As the prospect of evil robots started to seem too kitschy to take seriously, a new digital apocalypse was spotted by the existential guardians. This storyline is based not on Frankenstein or the Golem but on the Genie granting us three wishes, the third of which is needed to undo the first two, and on King Midas ruing his ability to turn everything he touches into gold, including his food and his family. The danger, sometimes called the Value Alignment Problem, is that we might give an AI a goal, and then helplessly stand by as it relentlessly and literal-mindedly implemented its interpretation of that goal, the rest of our interests be damned. If we gave an AI the goal of maintaining the water level behind a dam, it might flood a town, not caring about the people who drowned. If we gave it the goal of making paper clips, it might turn all the matter in the reachable universe into paper clips, including our possessions and bodies. If we asked it to maximize human happiness, it might implant us all with intravenous dopamine drips, or rewire our brains so we were happiest sitting in jars, or, if it had been trained on the concept of happiness with pictures of smiling faces, tile the galaxy with trillions of nanoscopic pictures of smiley-faces.
I am not making these up. These are the scenarios that supposedly illustrate the existential threat to the human species of advanced artificial intelligence. They are, fortunately, self-refuting. They depend on the premises that 1) humans are so gifted that they can design an omniscient and omnipotent AI, yet so moronic that they would give it control of the universe without testing how it works; and 2) the AI would be so brilliant that it could figure out how to transmute elements and rewire brains, yet so imbecilic that it would wreak havoc based on elementary blunders of misunderstanding. The ability to choose an action that best satisfies conflicting goals is not an add-on to intelligence that engineers might slap themselves in the forehead for forgetting to install; it is intelligence. So is the ability to interpret the intentions of a language user in context. Only on a television comedy like Get Smart does a robot respond to “Grab the waiter” by hefting the maitre d’ over his head, or “Kill the light” by pulling out a pistol and shooting it.

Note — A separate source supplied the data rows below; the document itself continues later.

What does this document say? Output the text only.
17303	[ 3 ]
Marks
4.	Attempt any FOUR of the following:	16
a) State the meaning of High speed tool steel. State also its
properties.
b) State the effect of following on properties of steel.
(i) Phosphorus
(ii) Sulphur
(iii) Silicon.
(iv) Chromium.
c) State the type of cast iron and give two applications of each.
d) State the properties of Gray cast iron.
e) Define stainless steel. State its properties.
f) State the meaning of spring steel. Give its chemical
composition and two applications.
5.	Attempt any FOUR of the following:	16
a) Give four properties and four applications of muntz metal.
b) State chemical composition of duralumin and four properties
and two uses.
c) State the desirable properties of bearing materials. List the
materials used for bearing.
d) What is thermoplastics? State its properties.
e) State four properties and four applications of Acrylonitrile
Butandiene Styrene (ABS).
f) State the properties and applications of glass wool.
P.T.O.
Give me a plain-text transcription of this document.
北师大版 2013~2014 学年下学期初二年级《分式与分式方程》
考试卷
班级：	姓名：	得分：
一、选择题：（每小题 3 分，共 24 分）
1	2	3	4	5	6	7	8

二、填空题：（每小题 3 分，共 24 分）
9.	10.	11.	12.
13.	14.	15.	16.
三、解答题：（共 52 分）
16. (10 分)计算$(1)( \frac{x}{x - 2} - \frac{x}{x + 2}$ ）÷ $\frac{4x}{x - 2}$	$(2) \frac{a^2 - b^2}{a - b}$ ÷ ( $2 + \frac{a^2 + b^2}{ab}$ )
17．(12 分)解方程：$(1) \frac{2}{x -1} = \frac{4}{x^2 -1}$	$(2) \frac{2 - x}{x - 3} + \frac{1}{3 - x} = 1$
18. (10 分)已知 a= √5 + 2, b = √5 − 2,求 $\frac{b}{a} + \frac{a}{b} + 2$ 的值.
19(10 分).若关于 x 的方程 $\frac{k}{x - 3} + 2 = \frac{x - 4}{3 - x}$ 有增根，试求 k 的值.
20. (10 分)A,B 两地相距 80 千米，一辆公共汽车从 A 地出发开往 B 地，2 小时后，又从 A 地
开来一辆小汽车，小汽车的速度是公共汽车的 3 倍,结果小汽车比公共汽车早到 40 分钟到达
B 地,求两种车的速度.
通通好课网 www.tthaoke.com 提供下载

When we put aside fantasies like foom, digital megalomania, instant
omniscience, and perfect control of every molecule in the universe,
artificial intelligence is like any other technology. It is developed
incrementally, designed to satisfy multiple conditions, tested before it
is implemented, and constantly tweaked for efficacy and safety. As AI
expert Stuart Russell puts it: “No one in civil engineering talks about
‘building bridges that don’t fall down.’ They just call it ‘building
bridges.’” Likewise, he notes, AI that is beneficial rather than
dangerous is simply AI.
Artificial intelligence, to be sure, poses the more mundane
challenge of what to do about the people whose jobs are eliminated by
automation. But the jobs won’t be eliminated that quickly. The
observation of a 1965 report from NASA still holds: “Man is the
lowest-cost, 150-pound, nonlinear, all-purpose computer system that can
be mass-produced by unskilled labor.” Driving a car is an easier
engineering problem than unloading a dishwasher, running an errand, or
changing a diaper, and at the time of this writing, we’re still not
ready to loose self-driving cars on city streets. Until the day
battalions of robots are inoculating children and building schools in
the developing world, or for that matter, building infrastructure and
caring for the aged in ours, there will be plenty of work to be done.
The same kind of ingenuity that has been applied to the design of
software and robots could be applied to the design of government and
private-sector policies that match idle hands with undone work.